Emmer's plan to not fully fund the agency's budget would be the equivalent of eliminating the entire MinnesotaCare insurance program. Although Emmer hasn't proposed that, he wants to eventually drop the provider tax that pays for the program and give recipients vouchers to purchase private insurance. He also wants to give tax deductions to doctors who provide charity care.

Democratic nominee Mark Dayton has not released his plan for Human Services spending. He declined MPR's request for an interview and said through a spokeswoman that if elected he will make decisions about the Department of Human Services budget next year.

However, Dayton is on record saying that he would restore funding for nursing homes. He also wants to expand public health coverage, and has long supported a government-run, single payer system.

During the same debate last month, Dayton said he would gladly accept Minnesota's early enrollment in the expanded Medicaid program allowed under the federal health care overhaul.

Gov. Tim Pawlenty has rejected the option, which he said would cost the state $430 million but bring in $1.4 billion in federal dollars. The next governor has until Jan. 15 to accept or decline the federal offer.

Dayton said the program would help rural hospitals.

"For the next three years that means $3.7 million of additional funding for St. Joseph's Hospital in Brainerd [and] almost $6 million for the hospital in Bemidji," he said.

Emmer said he would not accept the federal money. Independence Party nominee Tom Horner said he would accept it.

Horner's budget plan for the Department of Human Services would fully fund the agency and provide an additional $400 million to pay for some policy changes. However, he favors paying for health outcomes, not procedures.
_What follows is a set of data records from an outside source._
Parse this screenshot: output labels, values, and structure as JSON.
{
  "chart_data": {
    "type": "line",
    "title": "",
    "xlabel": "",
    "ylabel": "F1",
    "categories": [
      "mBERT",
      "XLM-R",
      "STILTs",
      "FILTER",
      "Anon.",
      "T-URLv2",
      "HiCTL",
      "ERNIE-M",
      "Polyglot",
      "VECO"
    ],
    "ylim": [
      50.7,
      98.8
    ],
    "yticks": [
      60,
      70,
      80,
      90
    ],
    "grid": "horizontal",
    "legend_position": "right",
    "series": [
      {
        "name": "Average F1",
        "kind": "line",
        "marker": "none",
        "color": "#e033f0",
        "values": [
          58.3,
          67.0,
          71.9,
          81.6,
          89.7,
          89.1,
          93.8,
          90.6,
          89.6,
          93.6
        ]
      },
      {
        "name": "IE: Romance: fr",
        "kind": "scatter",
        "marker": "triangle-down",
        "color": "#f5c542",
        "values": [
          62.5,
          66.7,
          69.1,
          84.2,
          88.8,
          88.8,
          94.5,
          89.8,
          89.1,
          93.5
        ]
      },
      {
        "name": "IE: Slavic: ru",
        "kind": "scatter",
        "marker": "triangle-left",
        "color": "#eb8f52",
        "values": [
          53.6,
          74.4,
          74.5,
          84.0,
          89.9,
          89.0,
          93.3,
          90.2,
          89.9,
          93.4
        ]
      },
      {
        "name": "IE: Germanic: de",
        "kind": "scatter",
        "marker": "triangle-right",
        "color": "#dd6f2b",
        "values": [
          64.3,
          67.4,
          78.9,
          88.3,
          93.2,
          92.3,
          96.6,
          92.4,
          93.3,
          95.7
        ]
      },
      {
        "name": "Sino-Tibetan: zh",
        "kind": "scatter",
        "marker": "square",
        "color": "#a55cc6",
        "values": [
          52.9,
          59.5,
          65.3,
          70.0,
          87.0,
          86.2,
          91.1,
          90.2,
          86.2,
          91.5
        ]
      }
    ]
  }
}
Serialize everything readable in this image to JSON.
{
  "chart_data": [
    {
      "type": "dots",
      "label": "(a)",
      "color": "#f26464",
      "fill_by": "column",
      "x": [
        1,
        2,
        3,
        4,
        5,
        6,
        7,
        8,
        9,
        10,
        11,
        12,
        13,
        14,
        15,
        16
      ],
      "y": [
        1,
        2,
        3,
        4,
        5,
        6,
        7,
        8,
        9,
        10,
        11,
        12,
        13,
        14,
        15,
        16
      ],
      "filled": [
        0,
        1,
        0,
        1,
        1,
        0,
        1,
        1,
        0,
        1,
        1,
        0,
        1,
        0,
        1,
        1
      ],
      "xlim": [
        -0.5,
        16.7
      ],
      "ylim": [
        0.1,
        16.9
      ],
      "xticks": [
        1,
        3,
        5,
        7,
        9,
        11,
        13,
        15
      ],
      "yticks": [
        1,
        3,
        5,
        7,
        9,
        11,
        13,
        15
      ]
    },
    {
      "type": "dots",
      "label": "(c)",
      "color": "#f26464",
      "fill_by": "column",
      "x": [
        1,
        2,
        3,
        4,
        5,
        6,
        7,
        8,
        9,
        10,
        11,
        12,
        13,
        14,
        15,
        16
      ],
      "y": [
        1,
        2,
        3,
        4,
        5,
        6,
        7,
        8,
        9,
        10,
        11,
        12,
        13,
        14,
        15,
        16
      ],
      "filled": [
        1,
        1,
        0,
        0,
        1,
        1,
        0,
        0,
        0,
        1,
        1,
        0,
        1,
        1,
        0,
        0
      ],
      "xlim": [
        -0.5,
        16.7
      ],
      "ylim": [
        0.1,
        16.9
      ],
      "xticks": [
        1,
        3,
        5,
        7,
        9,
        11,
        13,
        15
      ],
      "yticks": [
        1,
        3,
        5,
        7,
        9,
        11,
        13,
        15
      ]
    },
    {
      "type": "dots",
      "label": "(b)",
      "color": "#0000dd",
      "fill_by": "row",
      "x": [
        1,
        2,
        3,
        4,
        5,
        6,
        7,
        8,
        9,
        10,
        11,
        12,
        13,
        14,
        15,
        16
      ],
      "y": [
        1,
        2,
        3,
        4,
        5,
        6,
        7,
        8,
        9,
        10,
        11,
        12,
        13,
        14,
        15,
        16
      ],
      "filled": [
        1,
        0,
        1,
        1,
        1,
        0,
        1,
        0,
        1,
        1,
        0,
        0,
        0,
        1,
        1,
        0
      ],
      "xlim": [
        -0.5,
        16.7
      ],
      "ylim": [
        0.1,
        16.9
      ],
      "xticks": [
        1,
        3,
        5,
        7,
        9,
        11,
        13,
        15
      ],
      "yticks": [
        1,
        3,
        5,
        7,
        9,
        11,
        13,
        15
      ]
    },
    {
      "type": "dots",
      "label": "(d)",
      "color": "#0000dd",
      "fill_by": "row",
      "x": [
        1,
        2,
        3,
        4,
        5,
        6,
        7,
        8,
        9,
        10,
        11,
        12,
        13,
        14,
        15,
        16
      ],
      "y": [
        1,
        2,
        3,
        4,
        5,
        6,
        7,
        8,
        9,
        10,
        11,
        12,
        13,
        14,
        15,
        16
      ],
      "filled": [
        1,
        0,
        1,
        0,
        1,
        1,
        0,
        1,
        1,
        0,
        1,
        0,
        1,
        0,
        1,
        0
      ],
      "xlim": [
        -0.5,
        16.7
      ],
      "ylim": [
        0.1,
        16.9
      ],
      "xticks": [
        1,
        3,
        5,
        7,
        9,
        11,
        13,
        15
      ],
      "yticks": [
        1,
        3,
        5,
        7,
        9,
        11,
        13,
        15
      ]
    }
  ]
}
Horner also said he would coordinate care among different providers for expensive chronic conditions and overhaul public health programs without eliminating coverage for vulnerable people.

Minnesota has experimented with many of these concepts already. But Horner said the reforms often fall victim to budget-cutting.

"It is not just booking phony savings," Horner said. "It is saying 'look, when you just transfer the cost, that doesn't save the cost. It just changes who is paying for it. That's not a savings.' Here are real savings. Here's what we need to do to fundamentally change how we're delivering services."

The human services budget has not been the top issue for voters during the campaign season. But the agency's spending will loom large for the next governor. In a few more years, human services programs will eclipse education as the largest portion of the state budget.